Судьба эта, наконец, решена и в самом благоприятном смысле. Вот что пишет вдова великого ученого Анна Ивановна: «На долю мне выпало редкое счастье увидеть осуществление справедливого большого дела и чувствовать в глубине души, что все, сделанное мной, не было ошибкой. После вашего письма в “Нов. вр.”, за которое скажу спасибо не одна я, ко мне обратились представители Русского химического общества с предложением просить Н. Н. Зинина, директора Донского политехнического института, уступить кабинет-библиотеку Дмитрия Ивановича, которую мы совсем уже согласились ему отдать, отчаявшись во всем другом. Химическое общество нашло деньги»68.
И далее про капитал Густавсона и «благороднейшего Н. Н. Зинина», отказавшегося от покупки кабинета и библиотеки. Затем Меньшиков воздал хвалу «чуткому сердцу» Анны Ивановны и капиталу Густавсона, благодаря которым удалось спасти «менделеевское ученое гнездо от ссылки в место более отдаленное, в глухое для всей России заточенье»69. Действительно, все замечательно. Хотя, на мой взгляд, приведенное Меньшиковым письмо Анны Ивановны вызывает глубокие сомнения в том, что это ее текст, стиль не тот70.

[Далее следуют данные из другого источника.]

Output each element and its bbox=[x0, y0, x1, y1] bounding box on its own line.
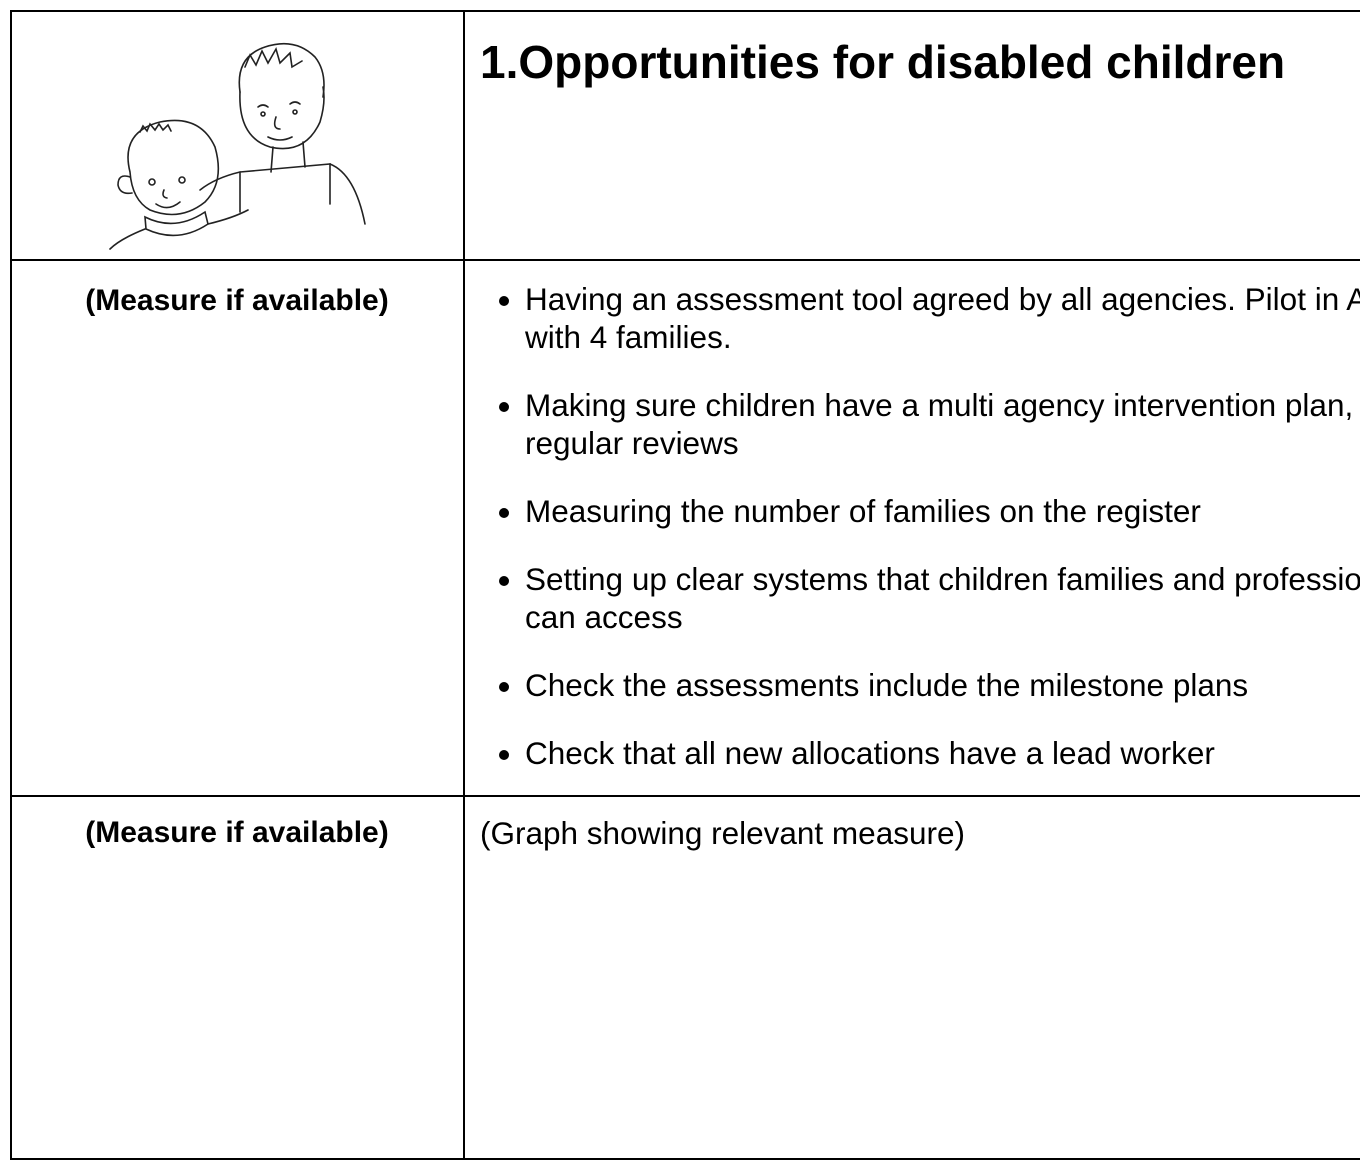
bullet-item: Having an assessment tool agreed by all … bbox=[525, 280, 1360, 356]
row-divider bbox=[10, 795, 1360, 797]
bullet-item: Check the assessments include the milest… bbox=[525, 666, 1360, 704]
row-label: (Measure if available) bbox=[85, 816, 389, 849]
section-number: 1. bbox=[480, 36, 519, 88]
bullet-item: Check that all new allocations have a le… bbox=[525, 734, 1360, 772]
bullet-item: Measuring the number of families on the … bbox=[525, 492, 1360, 530]
bullet-item: Making sure children have a multi agency… bbox=[525, 386, 1360, 462]
section-title: Opportunities for disabled children bbox=[518, 36, 1286, 88]
bullet-list: Having an assessment tool agreed by all … bbox=[480, 280, 1360, 802]
illustration bbox=[109, 42, 366, 250]
title: 1. Opportunities for disabled children bbox=[480, 32, 1340, 92]
row-divider bbox=[10, 259, 1360, 261]
column-divider bbox=[463, 10, 465, 1160]
page: {"header": {"number": "1.", "title": "Op… bbox=[0, 0, 1360, 1113]
bullet-item: Setting up clear systems that children f… bbox=[525, 560, 1360, 636]
row-label: (Measure if available) bbox=[85, 284, 389, 317]
graph-placeholder: (Graph showing relevant measure) bbox=[480, 815, 965, 851]
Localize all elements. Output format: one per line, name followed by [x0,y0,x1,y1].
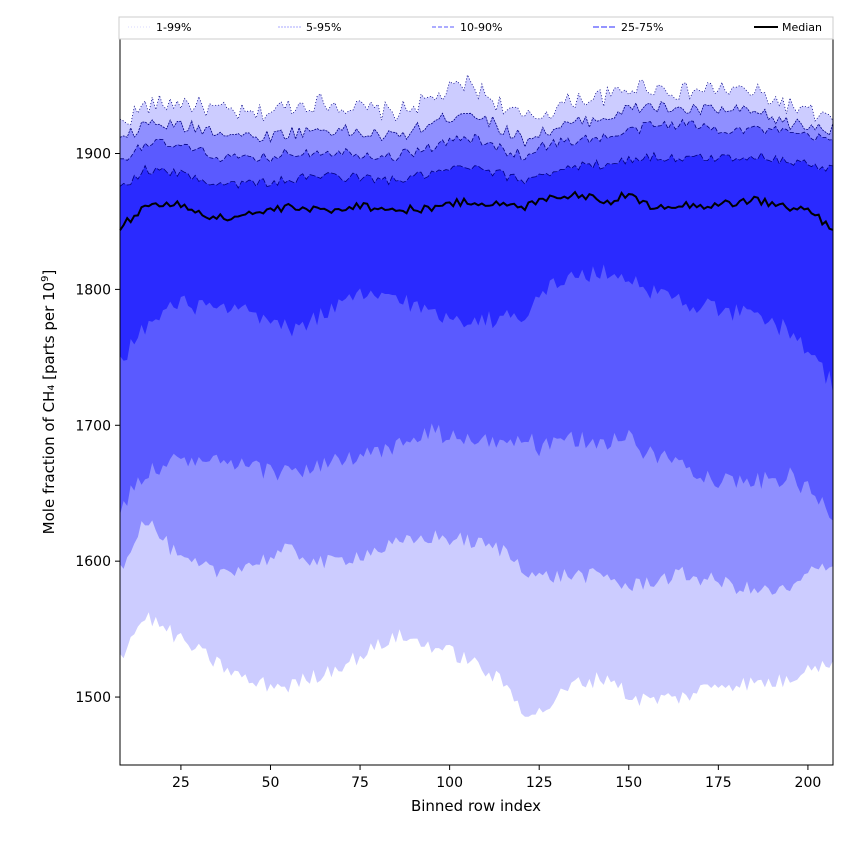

70. Любопытно, что впоследствии часть жизни Анны Ивановны была связана с Новочеркасском. Она уехала туда осенью 1917 г. и провела в этом городе тяжелое время Гражданской войны. Там, на Дону, она занималась благотворительной деятельностью, возглавляла попечительный совет Донского религиозно-нравственного и благотворительного общества «Утоли моя печали», организовала детский дом, названный менделеевским, участвовала в организации Школы прикладных искусств Всевеликого войска Донского, а в 1920 г. совет Донского педагогического института избрал ее профессором по кафедре искусств. В Петроград она вернулась в 1921 г. Благодаря усилиям Тищенко и Курнакова Анне Ивановне постановлением Совнаркома от 3 апреля 1923 г. была назначена персональная пенсия. Последние годы жизни она провела в Общежитии ученых (Ленинград, ул. Халтурина, д. 27 (ныне ул. Миллионная). Умерла во время блокады Ленинграда 13 января 1942 г. (Кустов. Анна Ивановна Менделеева… C. 166–167).
Но по-настоящему радостная весть пришла примерно месяц спустя, 16 марта 1910 г. (правда, в университете о ней узнали позднее).

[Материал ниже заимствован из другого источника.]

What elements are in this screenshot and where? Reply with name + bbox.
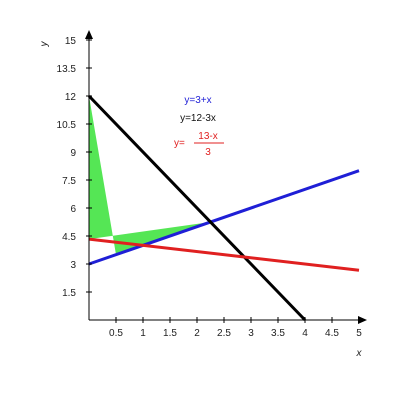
y-axis-title: y <box>39 41 50 48</box>
y-tick-label: 7.5 <box>62 176 76 187</box>
series-line-1 <box>87 94 307 322</box>
x-tick-label: 2.5 <box>217 328 231 339</box>
y-tick-label: 3 <box>70 260 76 271</box>
y-tick-label: 15 <box>65 36 77 47</box>
x-tick-label: 0.5 <box>109 328 123 339</box>
y-tick-label: 13.5 <box>57 64 77 75</box>
y-tick-label: 12 <box>65 92 77 103</box>
legend-label-red-prefix: y= <box>174 138 185 149</box>
x-tick-label: 3.5 <box>271 328 285 339</box>
legend-label-black: y=12-3x <box>180 113 216 124</box>
y-tick-label: 1.5 <box>62 288 76 299</box>
legend-label-blue: y=3+x <box>184 95 211 106</box>
x-tick-label: 1 <box>140 328 146 339</box>
x-tick-label: 5 <box>356 328 362 339</box>
y-tick-label: 10.5 <box>57 120 77 131</box>
legend-label-red-numerator: 13-x <box>198 131 217 142</box>
x-tick-label: 2 <box>194 328 200 339</box>
y-axis-arrow <box>85 30 93 39</box>
x-axis-arrow <box>358 316 367 324</box>
series-lines-layer <box>87 94 360 322</box>
y-tick-label: 9 <box>70 148 76 159</box>
x-tick-label: 4.5 <box>325 328 339 339</box>
y-tick-label: 4.5 <box>62 232 76 243</box>
legend-label-red-denominator: 3 <box>205 147 211 158</box>
x-tick-label: 3 <box>248 328 254 339</box>
axes-layer: 0.5 1 1.5 2 2.5 3 3.5 4 4.5 5 1.5 3 4.5 6 7.5 9 10.5 12 13… <box>39 30 367 359</box>
x-tick-label: 4 <box>302 328 308 339</box>
series-line-2 <box>88 237 360 272</box>
y-tick-label: 6 <box>70 204 76 215</box>
x-axis-title: x <box>356 348 363 359</box>
x-tick-label: 1.5 <box>163 328 177 339</box>
legend: y=3+x y=12-3x y= 13-x 3 <box>174 95 224 158</box>
series-line-0 <box>88 169 360 266</box>
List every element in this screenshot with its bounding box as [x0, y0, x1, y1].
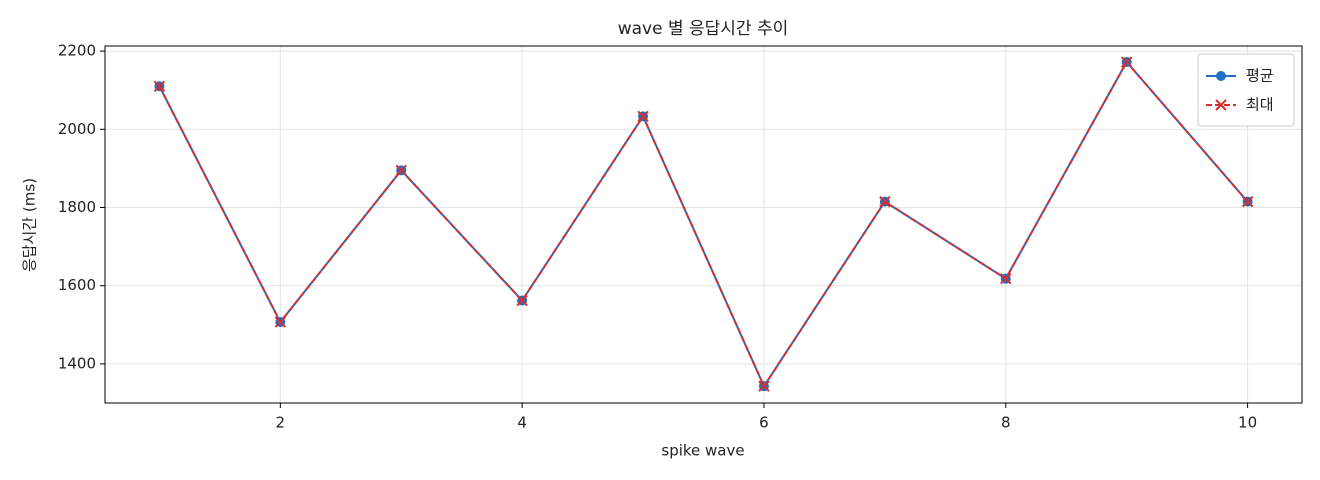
- y-axis-label: 응답시간 (ms): [21, 178, 39, 272]
- marker: [1120, 56, 1133, 68]
- legend-label: 최대: [1246, 96, 1274, 114]
- legend-box: [1197, 53, 1295, 127]
- x-tick-label: 6: [759, 414, 769, 432]
- marker: [1000, 272, 1012, 285]
- marker: [153, 80, 166, 92]
- x-tick-label: 10: [1238, 414, 1257, 432]
- y-tick-label: 1600: [58, 276, 96, 294]
- x-tick-label: 2: [276, 414, 286, 432]
- x-tick-label: 8: [1001, 414, 1011, 432]
- y-tick-label: 1400: [58, 354, 96, 372]
- legend-marker: [1216, 71, 1226, 81]
- y-tick-label: 2000: [58, 120, 96, 138]
- y-tick-label: 2200: [58, 42, 96, 60]
- legend-marker: [1215, 99, 1227, 111]
- marker: [516, 294, 528, 307]
- marker: [637, 110, 649, 123]
- marker: [1241, 195, 1254, 208]
- x-axis-label: spike wave: [661, 442, 744, 460]
- plot-frame: [104, 45, 1303, 404]
- marker: [395, 164, 407, 177]
- x-tick-label: 4: [517, 414, 527, 432]
- legend-label: 평균: [1246, 67, 1274, 85]
- marker: [879, 195, 891, 208]
- series-line: [158, 60, 1249, 389]
- y-tick-label: 1800: [58, 198, 96, 216]
- series-line: [158, 60, 1249, 389]
- marker: [758, 380, 770, 392]
- chart-title: wave 별 응답시간 추이: [618, 19, 789, 39]
- marker: [274, 316, 287, 328]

Закрытие денежного вопроса
Из письма министра финансов, статс-секретаря В. Н. Коковцова (№ 2331 от 16 марта 1910 г.) министру народного просвещения:
«Государь император по всеподданнейшему докладу моему в 12 день сего марта ВЫСОЧАЙШЕ повелеть соизволил отпустить из средств государственного казначейства 15 000 руб. на приобретение библиотеки и кабинета покойного профессора Менделеева для устройства музея его имени в здании ИМПЕРАТОРСКОГО С.-Петербургского университета.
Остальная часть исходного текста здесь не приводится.